It is rare for an everyday tale of British banking folk to find an echo in a Hollywood sword-and-sandal epic movie - but such a day was yesterday.

Cut to the Spartacus scene: "Which one of you is Spartacus?"

"I am Spartacus!"

"No! I am Spartacus!"

Et al, ad nauseam, to coin a Latin aside.

So it was, when a hapless Royal Bank of Scotland press officer offered to brief a journalist writing about the tenth anniversary of internet banking.

On being asked which was the first bank to offer internet banking, the press officer replied that, indeed, the Royal Bank had been the first to offer its customers the unique service.

And with the speed of e-mail came the responses.

"No! I think you'll find we were," said the Nationwide.

"No! I think you'll find we were," said Bank of Scotland.

(Actually, Bank of Scotland went one step further and assured us that they had an internet banking service - before the internet.) A spokesman for Royal Bank said: "We actually were the first high street bank to serve our customers online. It was June 1997, and it has proved a revolution in our banking offering.

"Today, the value of our joint Royal Bank and Nat West transactions is over £50bn a year, and the annual number of transactions is through the 60 million barrier."

Nationwide Building Society would have none of it, and issued a statement saying: "We have received some inquiries from journalists who have been confused by Royal Bank of Scotland's news release claiming to have been the first bank to provide an internet banking service.
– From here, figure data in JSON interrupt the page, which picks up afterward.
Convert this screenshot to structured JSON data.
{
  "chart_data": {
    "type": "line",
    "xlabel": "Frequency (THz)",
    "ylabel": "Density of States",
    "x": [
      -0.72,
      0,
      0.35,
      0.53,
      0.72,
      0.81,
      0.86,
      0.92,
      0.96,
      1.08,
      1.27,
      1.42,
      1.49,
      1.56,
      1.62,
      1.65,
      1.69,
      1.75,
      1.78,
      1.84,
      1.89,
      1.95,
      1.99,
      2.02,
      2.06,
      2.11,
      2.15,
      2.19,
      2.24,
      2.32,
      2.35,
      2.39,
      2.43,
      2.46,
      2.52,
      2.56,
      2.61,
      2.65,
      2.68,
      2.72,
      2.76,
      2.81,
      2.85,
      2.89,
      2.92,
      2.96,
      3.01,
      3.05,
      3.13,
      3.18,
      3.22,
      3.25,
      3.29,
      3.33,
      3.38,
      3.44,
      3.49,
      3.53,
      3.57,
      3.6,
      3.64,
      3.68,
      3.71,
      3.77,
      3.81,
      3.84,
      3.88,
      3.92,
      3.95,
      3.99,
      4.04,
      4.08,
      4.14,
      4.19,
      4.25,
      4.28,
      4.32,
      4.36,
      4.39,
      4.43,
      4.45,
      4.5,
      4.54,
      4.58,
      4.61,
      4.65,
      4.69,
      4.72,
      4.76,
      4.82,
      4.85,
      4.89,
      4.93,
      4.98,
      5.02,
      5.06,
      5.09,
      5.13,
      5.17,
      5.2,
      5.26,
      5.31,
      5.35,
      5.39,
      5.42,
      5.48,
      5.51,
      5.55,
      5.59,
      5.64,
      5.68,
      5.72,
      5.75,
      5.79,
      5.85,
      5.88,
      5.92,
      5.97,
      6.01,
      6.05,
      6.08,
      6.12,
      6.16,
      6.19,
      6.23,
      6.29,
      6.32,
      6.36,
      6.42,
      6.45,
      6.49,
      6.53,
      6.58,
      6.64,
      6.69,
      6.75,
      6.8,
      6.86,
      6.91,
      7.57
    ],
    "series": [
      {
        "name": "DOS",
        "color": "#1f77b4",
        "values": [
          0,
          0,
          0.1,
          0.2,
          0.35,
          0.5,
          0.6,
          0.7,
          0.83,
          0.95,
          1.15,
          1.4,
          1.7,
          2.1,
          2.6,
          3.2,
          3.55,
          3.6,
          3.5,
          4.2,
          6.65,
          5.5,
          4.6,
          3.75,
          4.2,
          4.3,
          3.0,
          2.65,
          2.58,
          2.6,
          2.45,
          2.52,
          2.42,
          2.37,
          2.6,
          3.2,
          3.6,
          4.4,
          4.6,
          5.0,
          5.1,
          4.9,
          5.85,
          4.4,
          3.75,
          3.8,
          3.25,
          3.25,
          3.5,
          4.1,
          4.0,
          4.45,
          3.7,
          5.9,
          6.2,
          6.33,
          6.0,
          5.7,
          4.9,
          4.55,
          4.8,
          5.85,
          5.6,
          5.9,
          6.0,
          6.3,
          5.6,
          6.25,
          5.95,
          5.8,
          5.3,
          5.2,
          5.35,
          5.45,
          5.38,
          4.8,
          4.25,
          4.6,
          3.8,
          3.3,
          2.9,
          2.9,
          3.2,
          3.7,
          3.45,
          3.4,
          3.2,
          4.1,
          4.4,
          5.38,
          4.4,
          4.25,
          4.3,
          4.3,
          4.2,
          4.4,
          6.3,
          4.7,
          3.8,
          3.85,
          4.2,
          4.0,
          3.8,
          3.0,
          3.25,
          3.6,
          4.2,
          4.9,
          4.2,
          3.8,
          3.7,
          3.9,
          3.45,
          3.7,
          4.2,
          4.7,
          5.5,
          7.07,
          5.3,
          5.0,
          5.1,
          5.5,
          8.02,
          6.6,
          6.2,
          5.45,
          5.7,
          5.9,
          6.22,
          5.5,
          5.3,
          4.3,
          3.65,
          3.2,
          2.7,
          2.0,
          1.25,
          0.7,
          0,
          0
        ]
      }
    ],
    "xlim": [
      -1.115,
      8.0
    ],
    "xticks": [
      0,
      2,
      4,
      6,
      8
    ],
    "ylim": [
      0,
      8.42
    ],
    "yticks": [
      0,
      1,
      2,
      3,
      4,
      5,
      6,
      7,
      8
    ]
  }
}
"In order to avoid any confusion, Nationwide Building Society was the first UK provider to launch an internet banking service on May 27, 1997. Royal Bank of Scotland launched its online banking service in June 1997.

"In 1997, just over 13,000 customers registered for Nationwide's internet bank. Over the last decade, this figure has steadily increased to over three million people and this growth is set to continue."

However, under interrogation, a Nationwide spokeswoman later admitted that while Nationwide stuck by its assertion to be the first internet banking provider, perhaps Royal Bank had a case to claim to be the first bank - as opposed to building society - to do so.

Enter Bank of Scotland. A spokesman, from the Olympian heights of The Mound, declaimed: "We had internet banking before the internet. Well, what was effectively internet banking.

"In 1986 we introduced technology that enabled our customers to access their accounts on a television screen, through their telephone line. We developed that, and in the late nineties it became Hobs' - Home and Office Banking Service."

As to which was truly the first bank with an internet banking service, well, the Bank of Scotland man did concede it was probably Royal Bank.

So, again life was seen to imitate art. Just as the Roman centurion finally established there was only one Spartacus, so the Royal Bank secured its position in banking history. The only difference being, all the Spartacuses were crucified, and Royal Bank turned in an annual profit of £8.2bn.